KSS przegrał „zgodnie z planem”
Nie było niespodzianki. „Tygrysice” przegrały na własnym parkiecie z SPR-em Lublin 23:40. Podopieczne Zdzisława Wąsa nie były w stanie pokonać faworyzowanych mistrzyń Polski. Po sześć bramek dla kieleckiego zespołu zdobyły Marija Gedroit i Lina Abramauskaite.
Tego, jak skończy się ten mecz, można było spodziewać się już po kilku pierwszych minutach. Mistrzynie Polski szybko wyszły na kilkubramkowe prowadzenie. Rywalki były wyraźnie silniejsze fizycznie od gospodyń, w dodatku te popełniały proste błędy w ataku (zazwyczaj „kroki”). Nie pomógł nawet doping kilkunastoosobowej grupy młodych kibiców, których koszulki składały się w napis „KSS Kielce”.

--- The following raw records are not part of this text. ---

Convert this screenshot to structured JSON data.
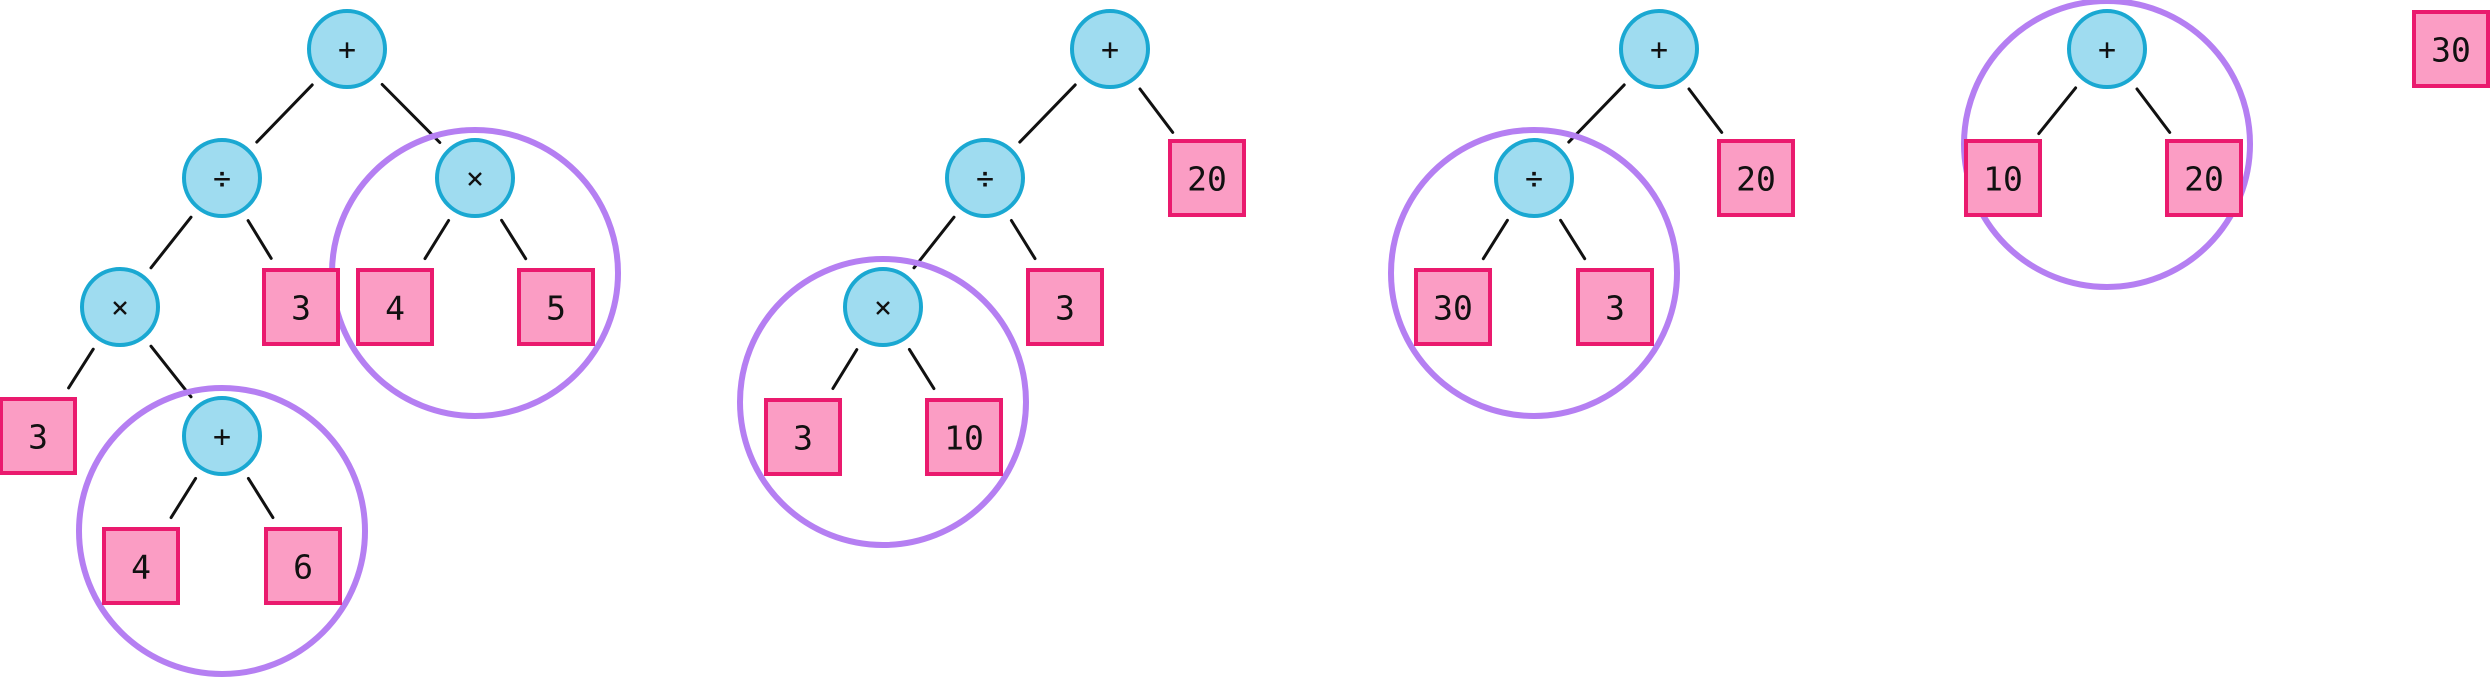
{
  "colors": {
    "operator_fill": "#9fdcf0",
    "operator_stroke": "#1aa8d2",
    "leaf_fill": "#fb9dc4",
    "leaf_stroke": "#ea1a6e",
    "highlight": "#b57ff2",
    "edge": "#111111",
    "text": "#111111"
  },
  "trees": [
    {
      "root": {
        "label": "+",
        "children": [
          {
            "label": "÷",
            "children": [
              {
                "label": "×",
                "children": [
                  {
                    "label": "3"
                  },
                  {
                    "label": "+",
                    "highlight": true,
                    "children": [
                      {
                        "label": "4"
                      },
                      {
                        "label": "6"
                      }
                    ]
                  }
                ]
              },
              {
                "label": "3"
              }
            ]
          },
          {
            "label": "×",
            "highlight": true,
            "children": [
              {
                "label": "4"
              },
              {
                "label": "5"
              }
            ]
          }
        ]
      }
    },
    {
      "root": {
        "label": "+",
        "children": [
          {
            "label": "÷",
            "children": [
              {
                "label": "×",
                "highlight": true,
                "children": [
                  {
                    "label": "3"
                  },
                  {
                    "label": "10"
                  }
                ]
              },
              {
                "label": "3"
              }
            ]
          },
          {
            "label": "20"
          }
        ]
      }
    },
    {
      "root": {
        "label": "+",
        "children": [
          {
            "label": "÷",
            "highlight": true,
            "children": [
              {
                "label": "30"
              },
              {
                "label": "3"
              }
            ]
          },
          {
            "label": "20"
          }
        ]
      }
    },
    {
      "root": {
        "label": "+",
        "highlight": true,
        "children": [
          {
            "label": "10"
          },
          {
            "label": "20"
          }
        ]
      }
    },
    {
      "root": {
        "label": "30"
      }
    }
  ]
}
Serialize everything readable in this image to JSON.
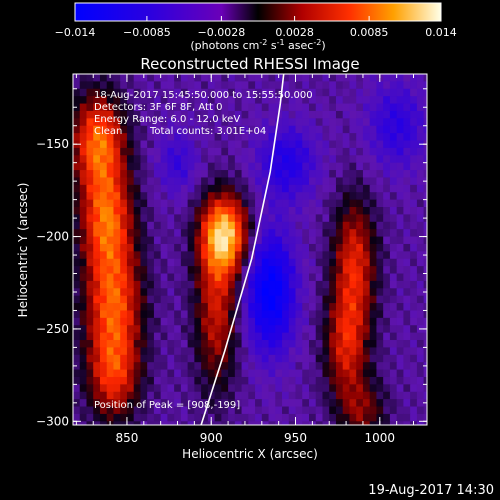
{
  "chart_data": {
    "type": "heatmap",
    "title": "Reconstructed RHESSI Image",
    "xlabel": "Heliocentric X (arcsec)",
    "ylabel": "Heliocentric Y (arcsec)",
    "xlim": [
      818,
      1028
    ],
    "ylim": [
      -302,
      -112
    ],
    "xticks": [
      850,
      900,
      950,
      1000
    ],
    "yticks": [
      -150,
      -200,
      -250,
      -300
    ],
    "colorbar": {
      "min": -0.014,
      "max": 0.014,
      "ticks": [
        "-0.014",
        "-0.0085",
        "-0.0028",
        "0.0028",
        "0.0085",
        "0.014"
      ],
      "label": "(photons cm",
      "label_sup1": "-2",
      "label_mid1": " s",
      "label_sup2": "-1",
      "label_mid2": " asec",
      "label_sup3": "-2",
      "label_end": ")"
    },
    "annotations": {
      "time_range": "18-Aug-2017 15:45:50.000 to 15:55:50.000",
      "detectors": "Detectors: 3F 6F 8F, Att 0",
      "energy": "Energy Range: 6.0 - 12.0 keV",
      "method": "Clean",
      "counts": "Total counts: 3.01E+04",
      "peak": "Position of Peak = [908,-199]"
    },
    "timestamp": "19-Aug-2017 14:30",
    "components": [
      {
        "x": 908,
        "y": -199,
        "sx": 10,
        "sy": 15,
        "amp": 0.014
      },
      {
        "x": 903,
        "y": -240,
        "sx": 9,
        "sy": 30,
        "amp": 0.0075
      },
      {
        "x": 833,
        "y": -148,
        "sx": 11,
        "sy": 18,
        "amp": 0.011
      },
      {
        "x": 838,
        "y": -190,
        "sx": 11,
        "sy": 20,
        "amp": 0.0105
      },
      {
        "x": 842,
        "y": -235,
        "sx": 12,
        "sy": 22,
        "amp": 0.01
      },
      {
        "x": 842,
        "y": -275,
        "sx": 11,
        "sy": 18,
        "amp": 0.0085
      },
      {
        "x": 985,
        "y": -215,
        "sx": 9,
        "sy": 25,
        "amp": 0.0085
      },
      {
        "x": 980,
        "y": -260,
        "sx": 9,
        "sy": 20,
        "amp": 0.0075
      },
      {
        "x": 990,
        "y": -295,
        "sx": 10,
        "sy": 12,
        "amp": 0.005
      },
      {
        "x": 935,
        "y": -230,
        "sx": 10,
        "sy": 22,
        "amp": -0.011
      },
      {
        "x": 945,
        "y": -160,
        "sx": 12,
        "sy": 14,
        "amp": -0.006
      },
      {
        "x": 1010,
        "y": -140,
        "sx": 12,
        "sy": 16,
        "amp": -0.005
      },
      {
        "x": 880,
        "y": -160,
        "sx": 8,
        "sy": 12,
        "amp": -0.004
      }
    ],
    "limb_arc": {
      "points": [
        [
          894,
          -302
        ],
        [
          908,
          -262
        ],
        [
          924,
          -212
        ],
        [
          935,
          -165
        ],
        [
          941,
          -128
        ],
        [
          943,
          -112
        ]
      ]
    }
  }
}
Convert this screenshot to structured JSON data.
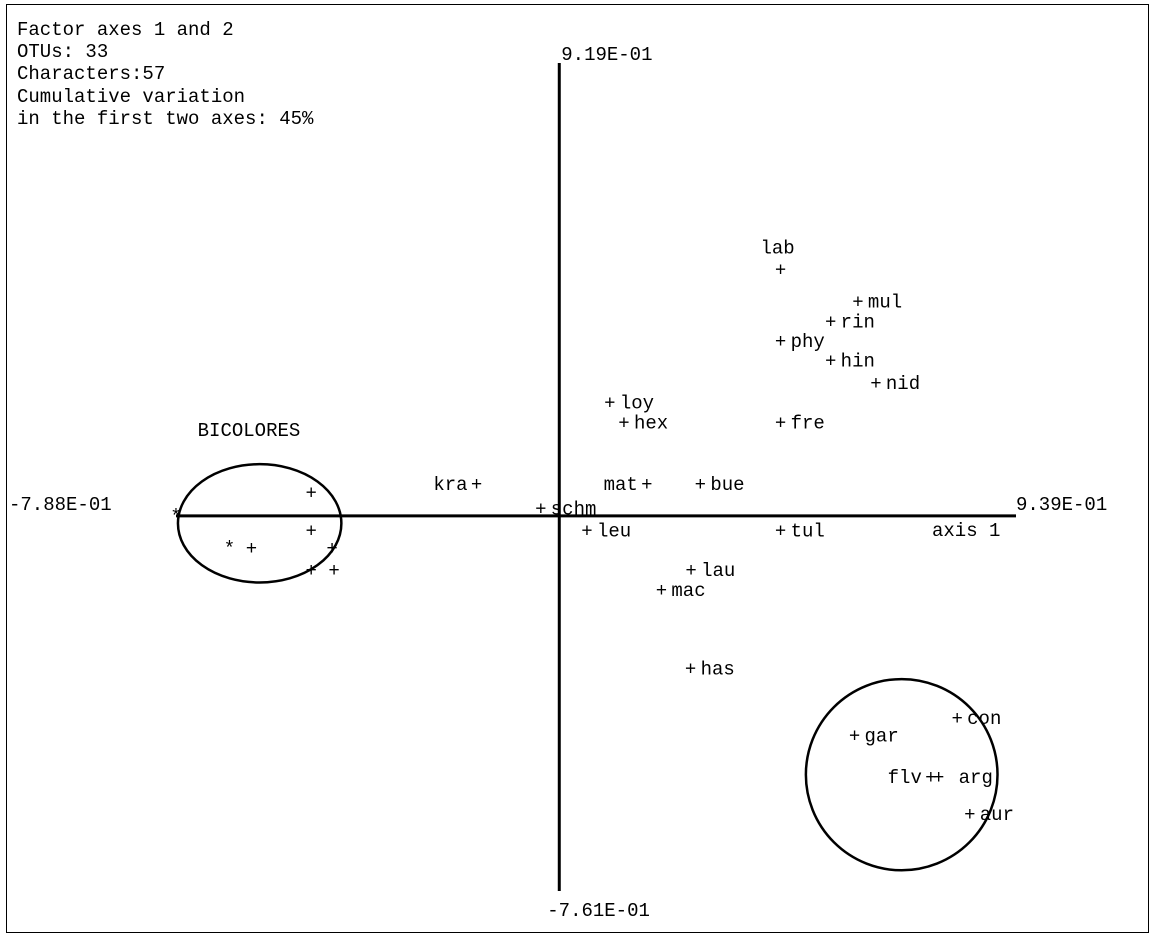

Po kwadransie SPR prowadził już 6 golami. Wtedy kielczankom udało się przeprowadzić kilka składnych ataków, w miarę skuteczna była Marija Gedroit. Lublinianki stawiały jednak twardy opór, przez co często pod bramką przyjezdnych dochodziło do brutalnych starć. – Taka była nasza taktyka. Miałyśmy zagrać twardo w obronie i przeprowadzać szybkie kontrataki. W jakimś stopniu te założenia zrealizowałyśmy, choć błędów nie uniknęłyśmy – mówiła Alina Wojtas, która już tuż po przerwie z powodu trzech dwuminutowych kar wylądowała na trybunach.
To właśnie kontrataki były największą bronią rywalek. Brylowała w nich zwłaszcza Małgorzata Majerek (autorka 10 bramek), która potrafiła w mig przemieścić się spod jednej bramki pod drugą. Kielczanki za nią oraz innymi rywalkami nie nadążały. A gdy same stawały przed szansą przeprowadzenia takiej akcji, to niepotrzebnie zwalniały. Co gorsza, gdy już ruszyły odważnie do przodu, to trafiały w słupek lub bramkarkę z Lublina.
Jeśli jednak o golkiperach mowa, to najlepiej między słupkami spisywała się Paulina Kozieł z KSS-u. 25-letnia bramkarka obroniła kilka bardzo trudnych piłek. – Paulina świetnie zagrała, broniła to, co nie powinno przechodzić przez naszą defensywę – przyznała Marta Rosińska. – Zagrałyśmy bardzo słaby mecz. Jasne, miałyśmy podejść na luzie, ale zupełnie sobie nie radziłyśmy na boisku. Jest mi bardzo przykro nie z powodu wyniku, ale właśnie tego, w jaki sposób przegrałyśmy.
Ostatecznie mecz zakończył się aż 17-bramkowym zwycięstwem SPR-u. – Znacznie poniżej oczekiwań. Dziewczyny grały na stojąco, popełniały proste błędy, zabrakło woli walki. Po zwycięstwie nad Ruchem Chorzów chyba przyszło jakieś samozadowolenie. I mamy tego smutne efekty... - skwitował trener Zdzisław Wąs.
Za tydzień koniec fazy zasadniczej PGNiG Superligi kobiet. KSS w sobotę zagra na wyjeździe z AZS-em Politechniką Koszalińską.
KSS Kielce – SPR Lublin 23:40 (14:21)
KSS: Kozieł, Muszioł - Grabarczyk 2, Kabała, Pokrzywka 2, Młynarczyk, Kot, Abramauskaite 6, Drabik 2, Rosińska 4, Gedroit 6, Paszowska 1, Nowak.